Ein ganz besonderes Wohnprojekt: In Tornesch soll ein „Atriumhaus“ gebaut werden – nach streng ökologischen Kriterien  ■ Von Eva Wolfangel

Ein großer Hof, gesäumt von Häusern, die eine hundertjährige Geschichte erzählen könnten. Kinder spielen Ball und die Erwachsenen sitzen plaudernd und kaffeetrinkend um einen Tisch in der Sonne. Knöterich rankt die Hauswände hoch, in einer Ecke stehen einige Fahrräder: Hinterhofidylle, wie sie sich nicht nur in südlichen Gefilden, sondern auch in heimischen Altbauvierteln immer noch finden läßt. Ein „einzigartiges Projekt in der Geschichte Norddeutschlands“ will nun den Versuch wagen, mit einem „Atriumhaus“ die Vorteile gewachsener Hinterhofstrukturen in einem Neubau zu verwirklichen.

Im schleswig-holsteinischen Tornesch – und zunächst nur auf dem Papier: Denn für die zehn Wohneinheiten, die das „Atriumhaus“ um seinen Innenhof gruppieren will, haben sich erst sechs interessierte Parteien gefunden.

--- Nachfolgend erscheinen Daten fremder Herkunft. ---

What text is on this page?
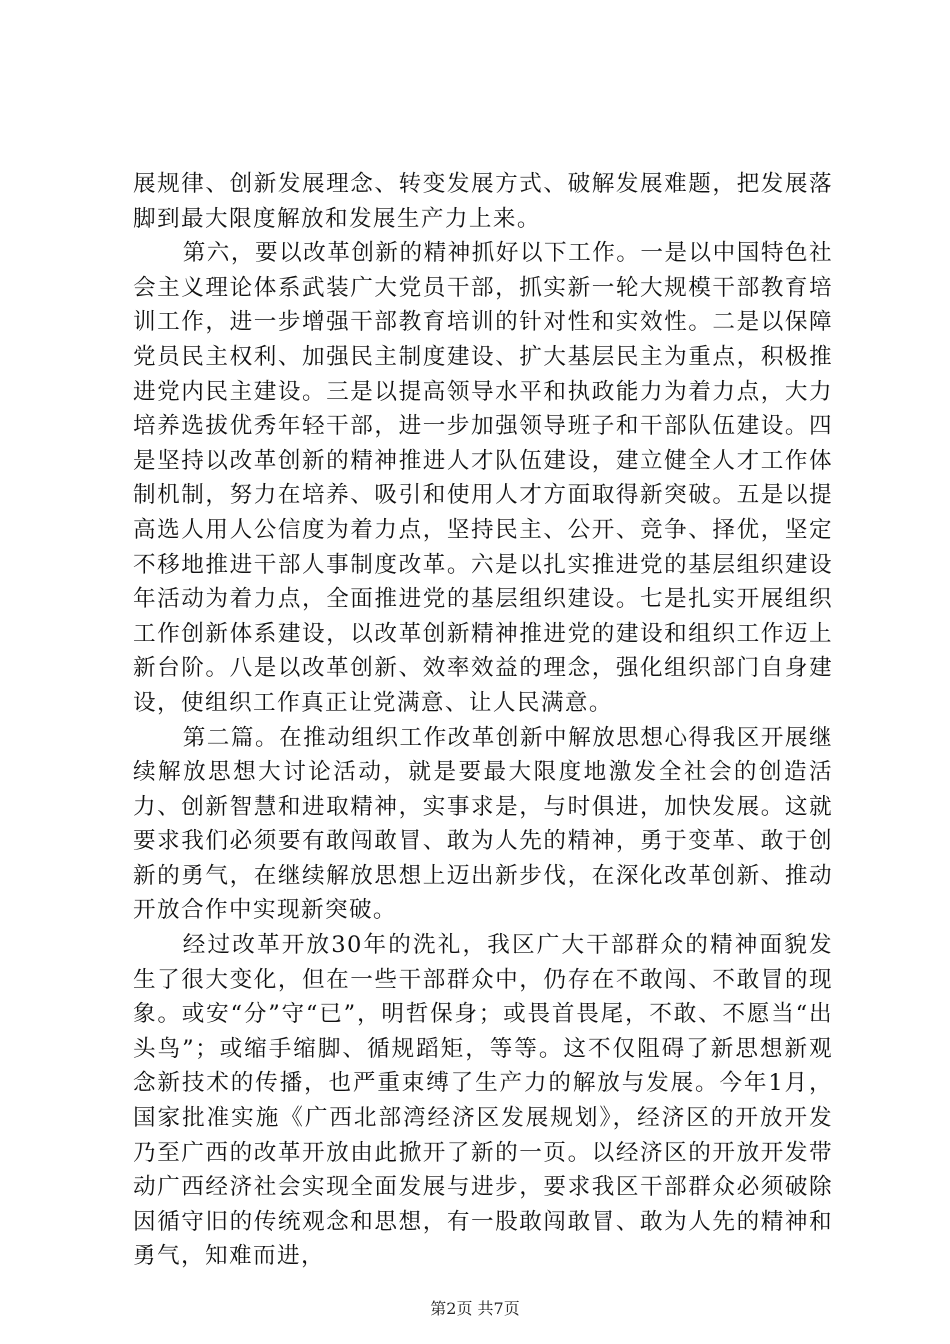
展规律、创新发展理念、转变发展方式、破解发展难题，把发展落脚到最大限度解放和发展生产力上来。

第六，要以改革创新的精神抓好以下工作。一是以中国特色社会主义理论体系武装广大党员干部，抓实新一轮大规模干部教育培训工作，进一步增强干部教育培训的针对性和实效性。二是以保障党员民主权利、加强民主制度建设、扩大基层民主为重点，积极推进党内民主建设。三是以提高领导水平和执政能力为着力点，大力培养选拔优秀年轻干部，进一步加强领导班子和干部队伍建设。四是坚持以改革创新的精神推进人才队伍建设，建立健全人才工作体制机制，努力在培养、吸引和使用人才方面取得新突破。五是以提高选人用人公信度为着力点，坚持民主、公开、竞争、择优，坚定不移地推进干部人事制度改革。六是以扎实推进党的基层组织建设年活动为着力点，全面推进党的基层组织建设。七是扎实开展组织工作创新体系建设，以改革创新精神推进党的建设和组织工作迈上新台阶。八是以改革创新、效率效益的理念，强化组织部门自身建设，使组织工作真正让党满意、让人民满意。

第二篇。在推动组织工作改革创新中解放思想心得我区开展继续解放思想大讨论活动，就是要最大限度地激发全社会的创造活力、创新智慧和进取精神，实事求是，与时俱进，加快发展。这就要求我们必须要有敢闯敢冒、敢为人先的精神，勇于变革、敢于创新的勇气，在继续解放思想上迈出新步伐，在深化改革创新、推动开放合作中实现新突破。

经过改革开放30年的洗礼，我区广大干部群众的精神面貌发生了很大变化，但在一些干部群众中，仍存在不敢闯、不敢冒的现象。或安“分”守“已”，明哲保身；或畏首畏尾，不敢、不愿当“出头鸟”；或缩手缩脚、循规蹈矩，等等。这不仅阻碍了新思想新观念新技术的传播，也严重束缚了生产力的解放与发展。今年1月，国家批准实施《广西北部湾经济区发展规划》，经济区的开放开发乃至广西的改革开放由此掀开了新的一页。以经济区的开放开发带动广西经济社会实现全面发展与进步，要求我区干部群众必须破除因循守旧的传统观念和思想，有一股敢闯敢冒、敢为人先的精神和勇气，知难而进，

第2页 共7页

Die vollständige Belegung ist eine der Voraussetzungen für den Baubeginn des „sozialen Gruppenwohnprojekts“, das darüber hinaus „generationsübergreifendes Wohnen ermöglichen“ soll sowie Gemeinschaftsräume für Kinderbetreuung, Feste oder Gäste vorsieht. Und das, so hat es die Gemeinde Tornesch als Ideen- und Grundstücksgeberin vorgeschrieben, nach ökologischen Kriterien gebaut werden muß.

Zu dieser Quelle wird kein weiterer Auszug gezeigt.